Among the various exhibits were:

  • a live feed of virtual vertical farming via MCOW: view the operations of a high-tech experimental indoor cropping facility in real time;
  • an exhibit of QUT’s exciting ‘Seeds on the Moon’ project (see below), including a fascinating explanatory video, a 3D-printed version of the payload chamber and Tripogon that attendees can pick up, and tissue cultures to check out.
  • a portable vertical garden display from Australian Urban Growers;
  • exhibits and information from the QUT Graduate Research and Education Office related to the university’s Higher Degree Research (HDR) Internship and Industry Engagement program – an opportunity for industry and government to engage with QUT Masters and PhD students, staffed by an HDR Industry Engagement officer;
  • Displays, including prototypes, from three of the five winning teams from the ‘Designing for Future Food’ Youth Research Forum (see below);
  • a display of the native rice varieties being cultivated with a view to commercialisation by the Future Food Systems CRC’s ‘Native rice commercialisation’ project; and
  • a tasty display of healthy, plant-based ‘bhuja’ baked snacks made from flour that’s been milled from faba beans, a typically low-value pulse crop previously grown primarily for use as stockfeed.

Seeds on the Moon project display

The Australian Lunar Experiment Promoting Horticulture (ALEPH) will send a selection of plants to the moon in 2025. 3D prints of the payload chamber design as well as samples of one of the ‘resurrection plants’ considered for the mission were on display at the 2022 Future of Food Summit. Resurrection plants are a species that can survive extreme dehydration and ‘resurrect’ upon watering.

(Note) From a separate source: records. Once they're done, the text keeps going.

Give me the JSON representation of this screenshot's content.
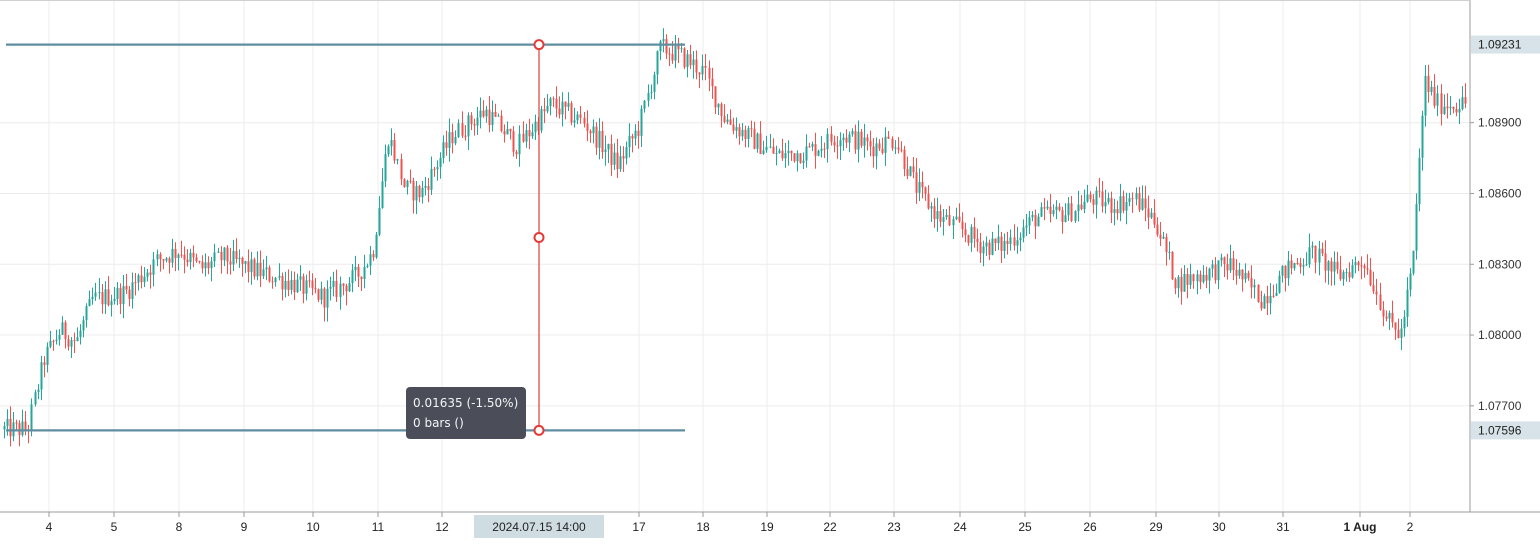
{
  "chart_data": {
    "type": "candlestick",
    "instrument": "EURUSD",
    "x_tick_labels": [
      "4",
      "5",
      "8",
      "9",
      "10",
      "11",
      "12",
      "17",
      "18",
      "19",
      "22",
      "23",
      "24",
      "25",
      "26",
      "29",
      "30",
      "31",
      "1 Aug",
      "2"
    ],
    "crosshair_time_label": "2024.07.15 14:00",
    "y_tick_labels": [
      "1.08900",
      "1.08600",
      "1.08300",
      "1.08000",
      "1.07700"
    ],
    "ylim": [
      1.0725,
      1.0942
    ],
    "highlighted_price_labels": [
      "1.09231",
      "1.07596"
    ],
    "horizontal_levels": [
      1.09231,
      1.07596
    ],
    "measurement": {
      "line1": "0.01635 (-1.50%)",
      "line2": "0 bars ()"
    },
    "grid": true,
    "colors": {
      "up_candle": "#26a69a",
      "down_candle": "#ef5350",
      "level_line": "#5f8ea0",
      "measure_line": "#e53935",
      "price_label_bg": "#d7e3e8",
      "time_label_bg": "#cfdde3"
    },
    "price_path": [
      [
        "4",
        1.076
      ],
      [
        "4",
        1.079
      ],
      [
        "4",
        1.0802
      ],
      [
        "4",
        1.0797
      ],
      [
        "5",
        1.0815
      ],
      [
        "5",
        1.0818
      ],
      [
        "8",
        1.0832
      ],
      [
        "8",
        1.0836
      ],
      [
        "8",
        1.0828
      ],
      [
        "9",
        1.0833
      ],
      [
        "9",
        1.0827
      ],
      [
        "10",
        1.0822
      ],
      [
        "10",
        1.0816
      ],
      [
        "11",
        1.0825
      ],
      [
        "11",
        1.0835
      ],
      [
        "11",
        1.0885
      ],
      [
        "11",
        1.0862
      ],
      [
        "12",
        1.086
      ],
      [
        "12",
        1.0885
      ],
      [
        "12",
        1.0895
      ],
      [
        "15",
        1.088
      ],
      [
        "15",
        1.0898
      ],
      [
        "15",
        1.089
      ],
      [
        "17",
        1.0872
      ],
      [
        "17",
        1.0888
      ],
      [
        "17",
        1.0922
      ],
      [
        "18",
        1.0918
      ],
      [
        "18",
        1.0912
      ],
      [
        "18",
        1.0892
      ],
      [
        "19",
        1.0885
      ],
      [
        "19",
        1.0876
      ],
      [
        "22",
        1.0878
      ],
      [
        "22",
        1.0885
      ],
      [
        "23",
        1.088
      ],
      [
        "23",
        1.0883
      ],
      [
        "23",
        1.0862
      ],
      [
        "24",
        1.085
      ],
      [
        "24",
        1.0845
      ],
      [
        "24",
        1.0838
      ],
      [
        "25",
        1.0838
      ],
      [
        "25",
        1.085
      ],
      [
        "26",
        1.0852
      ],
      [
        "26",
        1.0858
      ],
      [
        "26",
        1.0855
      ],
      [
        "29",
        1.0858
      ],
      [
        "29",
        1.0848
      ],
      [
        "29",
        1.0822
      ],
      [
        "30",
        1.0825
      ],
      [
        "30",
        1.083
      ],
      [
        "31",
        1.0815
      ],
      [
        "31",
        1.0828
      ],
      [
        "31",
        1.0835
      ],
      [
        "1 Aug",
        1.0825
      ],
      [
        "1 Aug",
        1.0832
      ],
      [
        "2",
        1.0805
      ],
      [
        "2",
        1.08
      ],
      [
        "2",
        1.083
      ],
      [
        "2",
        1.0908
      ],
      [
        "2",
        1.0898
      ]
    ]
  }
}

In addition, there was a display of examples of ‘citizen scientist kits’ that will form part of the education and outreach activities stemming from the Seeds on the Moon project.

The research team hopes that by testing sustainable methods of growing plants (e.g., for food, medicine and oxygen) in the harsh conditions on the moon, we will learn important lessons for sustainable innovation here on Earth.

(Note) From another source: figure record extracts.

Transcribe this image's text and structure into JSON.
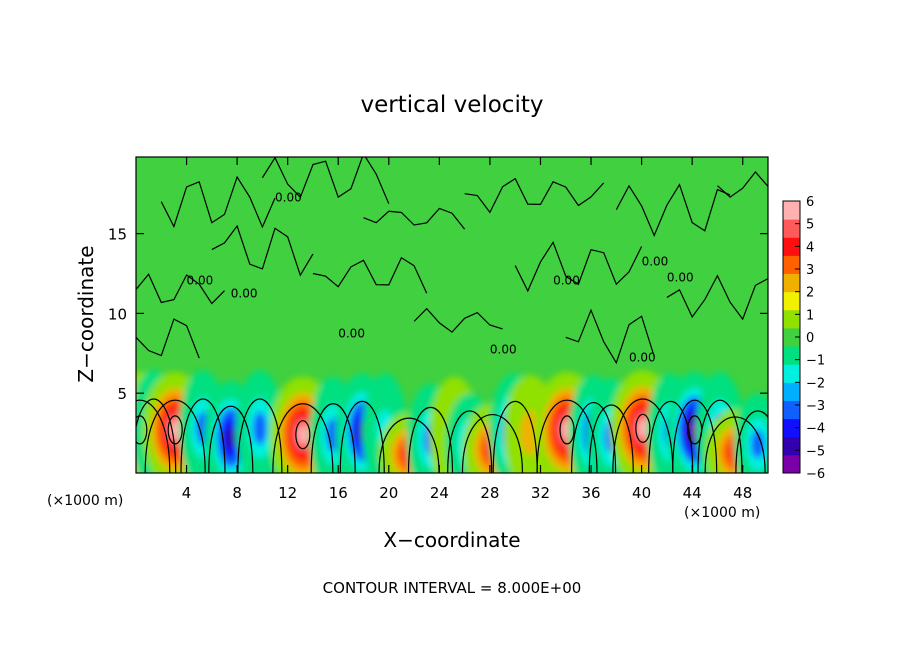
{
  "chart_data": {
    "type": "heatmap",
    "title": "vertical velocity",
    "xlabel": "X−coordinate",
    "ylabel": "Z−coordinate",
    "x_unit": "(×1000 m)",
    "y_unit": "(×1000 m)",
    "xlim": [
      0,
      50
    ],
    "ylim": [
      0,
      19.8
    ],
    "x_ticks": [
      4,
      8,
      12,
      16,
      20,
      24,
      28,
      32,
      36,
      40,
      44,
      48
    ],
    "y_ticks": [
      5,
      10,
      15
    ],
    "footer": "CONTOUR INTERVAL = 8.000E+00",
    "contour_label": "0.00",
    "colorbar": {
      "ticks": [
        "6",
        "5",
        "4",
        "3",
        "2",
        "1",
        "0",
        "−1",
        "−2",
        "−3",
        "−4",
        "−5",
        "−6"
      ],
      "range": [
        -6,
        6
      ],
      "colors": [
        "#7a00a8",
        "#3300b0",
        "#1010ff",
        "#1060ff",
        "#00b0ff",
        "#00f0e0",
        "#00e080",
        "#40d040",
        "#90e000",
        "#f0f000",
        "#f0b000",
        "#ff6000",
        "#ff1010",
        "#ff5a5a",
        "#ffb0b0"
      ]
    },
    "background_value": 0,
    "cells": [
      {
        "x": 0.3,
        "z": 2.7,
        "w": 6
      },
      {
        "x": 1.4,
        "z": 2.8,
        "w": -3
      },
      {
        "x": 3.1,
        "z": 2.7,
        "w": 6
      },
      {
        "x": 5.3,
        "z": 2.8,
        "w": -3
      },
      {
        "x": 7.5,
        "z": 2.2,
        "w": -5
      },
      {
        "x": 9.8,
        "z": 2.8,
        "w": -3
      },
      {
        "x": 13.2,
        "z": 2.4,
        "w": 6
      },
      {
        "x": 15.6,
        "z": 2.4,
        "w": -3
      },
      {
        "x": 17.9,
        "z": 2.6,
        "w": -5
      },
      {
        "x": 19.7,
        "z": 2.6,
        "w": -2
      },
      {
        "x": 21.6,
        "z": 1.2,
        "w": 4
      },
      {
        "x": 23.3,
        "z": 2.1,
        "w": -3
      },
      {
        "x": 25.2,
        "z": 2.4,
        "w": 1
      },
      {
        "x": 26.4,
        "z": 1.8,
        "w": -3
      },
      {
        "x": 28.2,
        "z": 1.5,
        "w": 4
      },
      {
        "x": 30.0,
        "z": 2.6,
        "w": -5
      },
      {
        "x": 31.2,
        "z": 2.5,
        "w": 2
      },
      {
        "x": 34.1,
        "z": 2.7,
        "w": 6
      },
      {
        "x": 36.2,
        "z": 2.5,
        "w": -4
      },
      {
        "x": 37.6,
        "z": 2.3,
        "w": -3
      },
      {
        "x": 40.1,
        "z": 2.8,
        "w": 6
      },
      {
        "x": 42.3,
        "z": 2.6,
        "w": -3
      },
      {
        "x": 44.2,
        "z": 2.7,
        "w": -6
      },
      {
        "x": 46.2,
        "z": 2.7,
        "w": -3
      },
      {
        "x": 47.4,
        "z": 1.3,
        "w": 4
      },
      {
        "x": 49.2,
        "z": 1.8,
        "w": -3
      }
    ]
  }
}
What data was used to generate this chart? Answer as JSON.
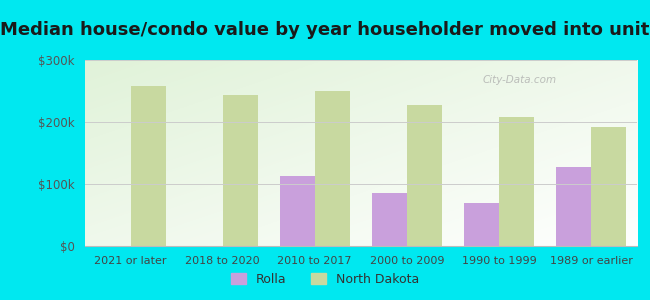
{
  "title": "Median house/condo value by year householder moved into unit",
  "categories": [
    "2021 or later",
    "2018 to 2020",
    "2010 to 2017",
    "2000 to 2009",
    "1990 to 1999",
    "1989 or earlier"
  ],
  "rolla_values": [
    null,
    null,
    113000,
    85000,
    70000,
    128000
  ],
  "nd_values": [
    258000,
    243000,
    250000,
    228000,
    208000,
    192000
  ],
  "rolla_color": "#c9a0dc",
  "nd_color": "#c8d9a0",
  "background_outer": "#00e8f0",
  "ylim": [
    0,
    300000
  ],
  "yticks": [
    0,
    100000,
    200000,
    300000
  ],
  "ytick_labels": [
    "$0",
    "$100k",
    "$200k",
    "$300k"
  ],
  "bar_width": 0.38,
  "legend_labels": [
    "Rolla",
    "North Dakota"
  ],
  "title_fontsize": 13,
  "watermark": "City-Data.com"
}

Winning ‘future food’ innovations

Designing for Future Food’ Youth Research Forum: three of the five winning teams showcased their future food innovation prototypes, created for a competition run in August 2022 year by QUT’s Centre for Future Enterprise and the Queensland Government, which awarded a total of $20,000 in prize money to the five winning teams. The exhibits included:

  • Meating Culture: A ‘grow your own fungus’ kit that combines a kitchen appliance and app to enable do-it-yourself production at home, also building a community through the sharing of recipes (Lauren Fell and Laura Peachey Burgess);
  • Digital Deli: An online alternative health store providing a personalised ‘alternative food’ hamper (based on AI), with options to demystify these alternatives and increase consumer confidence, as a way to help grow the market for these foods (Tu-Ai Le, James Darcy-Miles and Amay Small); and
  • Edencation: A virtual lab providing school students with a VR STEM education on how to mix fermented proteins (Hao Long, Wai Hong, Joseph Lee, Fatima Zuba Ahmed and Grace Weston-Oliver).